In the field of water conservancy informatization, traditional multi-tier architecture system based on Java EE or pure NoSQL databases are common and usually have the normal functions of finding specific value, finding extreme value and adding or deleting data. Therefore, the following experiments compare the differences between the proposed IoT data processing systems based on Apache Flink with traditional multi-tier architecture system based on Java EE or pure NoSQL databases under these common and daily operations.

The first experiment is to find out specific IoT value of water level, such as records of river water level above “5.5”. It takes 8.41 s to access the MySQL database table in Java EE system. The same operation to access the IoT dataset in MongoDB directly takes 7.46 s. However, in our system based on Apache Flink, it only takes about 0.03 s to get the same results from HBase through Kafka.

In the second experiment, our purpose is to find out the extreme value in IoT data, such as finding out the records of the lowest water level in more than 70 hydrological monitoring stations. It takes 16.2 s to access the MySQL database table in Java EE system. The same operation to access the IoT dataset in MongoDB directly takes 10.3 s. In our system based on Apache Flink, it only takes about 0.07 s to finish the task from HBase through Kafka.
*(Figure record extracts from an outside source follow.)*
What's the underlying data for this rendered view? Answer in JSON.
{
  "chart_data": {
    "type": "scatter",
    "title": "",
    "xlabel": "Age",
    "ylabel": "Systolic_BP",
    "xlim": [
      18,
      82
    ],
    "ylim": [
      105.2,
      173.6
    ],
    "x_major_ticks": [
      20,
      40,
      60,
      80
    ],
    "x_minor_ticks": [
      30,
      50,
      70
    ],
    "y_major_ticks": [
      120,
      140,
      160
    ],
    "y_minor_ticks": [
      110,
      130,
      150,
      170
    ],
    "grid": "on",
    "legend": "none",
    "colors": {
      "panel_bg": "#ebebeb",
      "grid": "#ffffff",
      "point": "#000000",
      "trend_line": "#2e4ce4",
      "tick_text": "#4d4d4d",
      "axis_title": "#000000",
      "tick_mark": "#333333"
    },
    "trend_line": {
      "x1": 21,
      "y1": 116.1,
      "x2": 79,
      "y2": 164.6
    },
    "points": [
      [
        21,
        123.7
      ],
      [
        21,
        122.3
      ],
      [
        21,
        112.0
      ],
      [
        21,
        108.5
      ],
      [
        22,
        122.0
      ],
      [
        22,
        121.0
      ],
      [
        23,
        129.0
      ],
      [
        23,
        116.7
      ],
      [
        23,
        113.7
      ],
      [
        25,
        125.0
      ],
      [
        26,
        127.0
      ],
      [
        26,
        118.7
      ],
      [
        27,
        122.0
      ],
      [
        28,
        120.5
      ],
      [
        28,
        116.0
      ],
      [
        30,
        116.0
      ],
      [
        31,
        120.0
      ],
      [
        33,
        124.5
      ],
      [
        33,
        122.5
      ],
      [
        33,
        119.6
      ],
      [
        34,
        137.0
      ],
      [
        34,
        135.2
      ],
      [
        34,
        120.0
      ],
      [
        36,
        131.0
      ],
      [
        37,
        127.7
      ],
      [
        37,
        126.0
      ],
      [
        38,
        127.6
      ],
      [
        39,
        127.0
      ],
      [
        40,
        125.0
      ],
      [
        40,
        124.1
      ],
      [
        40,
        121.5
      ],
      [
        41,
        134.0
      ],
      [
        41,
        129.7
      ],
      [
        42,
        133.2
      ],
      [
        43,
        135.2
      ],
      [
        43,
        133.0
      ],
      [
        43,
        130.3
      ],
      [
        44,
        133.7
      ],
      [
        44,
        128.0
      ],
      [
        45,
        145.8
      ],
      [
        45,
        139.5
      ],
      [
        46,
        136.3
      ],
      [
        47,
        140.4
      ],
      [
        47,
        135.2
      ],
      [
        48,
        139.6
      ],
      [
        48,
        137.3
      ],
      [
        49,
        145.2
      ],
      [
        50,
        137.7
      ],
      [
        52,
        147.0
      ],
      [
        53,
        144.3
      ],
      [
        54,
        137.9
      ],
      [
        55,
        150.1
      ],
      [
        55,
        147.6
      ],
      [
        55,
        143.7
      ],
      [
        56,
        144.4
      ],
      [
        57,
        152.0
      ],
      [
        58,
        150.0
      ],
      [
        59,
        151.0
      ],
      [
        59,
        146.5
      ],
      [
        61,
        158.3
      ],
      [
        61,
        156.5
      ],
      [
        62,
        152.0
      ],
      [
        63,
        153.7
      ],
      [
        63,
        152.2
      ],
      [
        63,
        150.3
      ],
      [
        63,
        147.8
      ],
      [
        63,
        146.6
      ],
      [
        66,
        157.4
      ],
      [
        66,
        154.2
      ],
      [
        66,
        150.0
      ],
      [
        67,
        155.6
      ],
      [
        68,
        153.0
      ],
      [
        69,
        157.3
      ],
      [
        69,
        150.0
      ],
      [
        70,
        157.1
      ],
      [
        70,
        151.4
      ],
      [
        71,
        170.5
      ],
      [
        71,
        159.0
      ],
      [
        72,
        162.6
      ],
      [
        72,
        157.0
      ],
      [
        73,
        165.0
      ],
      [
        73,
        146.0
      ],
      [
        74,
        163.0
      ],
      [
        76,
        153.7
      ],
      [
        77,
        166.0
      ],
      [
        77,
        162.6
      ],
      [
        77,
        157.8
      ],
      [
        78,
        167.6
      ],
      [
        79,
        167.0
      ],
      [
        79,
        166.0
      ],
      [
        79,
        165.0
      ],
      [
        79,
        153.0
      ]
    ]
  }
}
In the third experiment, the deletion operation for IoT data is tested. For large-scale IoT stream data, it does not need to be maintained for a long time, and it is often cleaned up after a period of time. For this reason, taking 5 million records as an example, we verify the effect. It only takes 3.22 s using the IoT data processing systems based on Apache Flink and HBase, far less than the 122 s needed to use MySQL logic in Java EE system and the 55 s needed to use logic for accessing MongoDB.

The experimental results are shown in Fig. 3. below, and it is not hard to see that the system based on Apache Flink platform makes full use of the parallelization mechanism, and significantly improves the execution efficiency of common operations.

Fig. 3.
figure 3

Comparison of execution time in different experiments

5 Summary and Prospect

In this paper, we summarize the characters of big data of water conservancy domain, and then propose a hydrological IoT data processing system based on Apache Flink. Then, we analyze the performance of the proposed the hydrological IoT data processing system using the IoT data obtained in Chuhe river. By comparing the efficiency of common operations, our proposed system is significantly superior to the traditional application based on Java EE or pure NoSQL databases system.

In follow-up studies, we will focus on study the machine learning algorithms combined with the analysis of the hydrological IoT data on Apache Flink platform, especially for real-time analysis of stream data, and provide more support for flood control and drought control.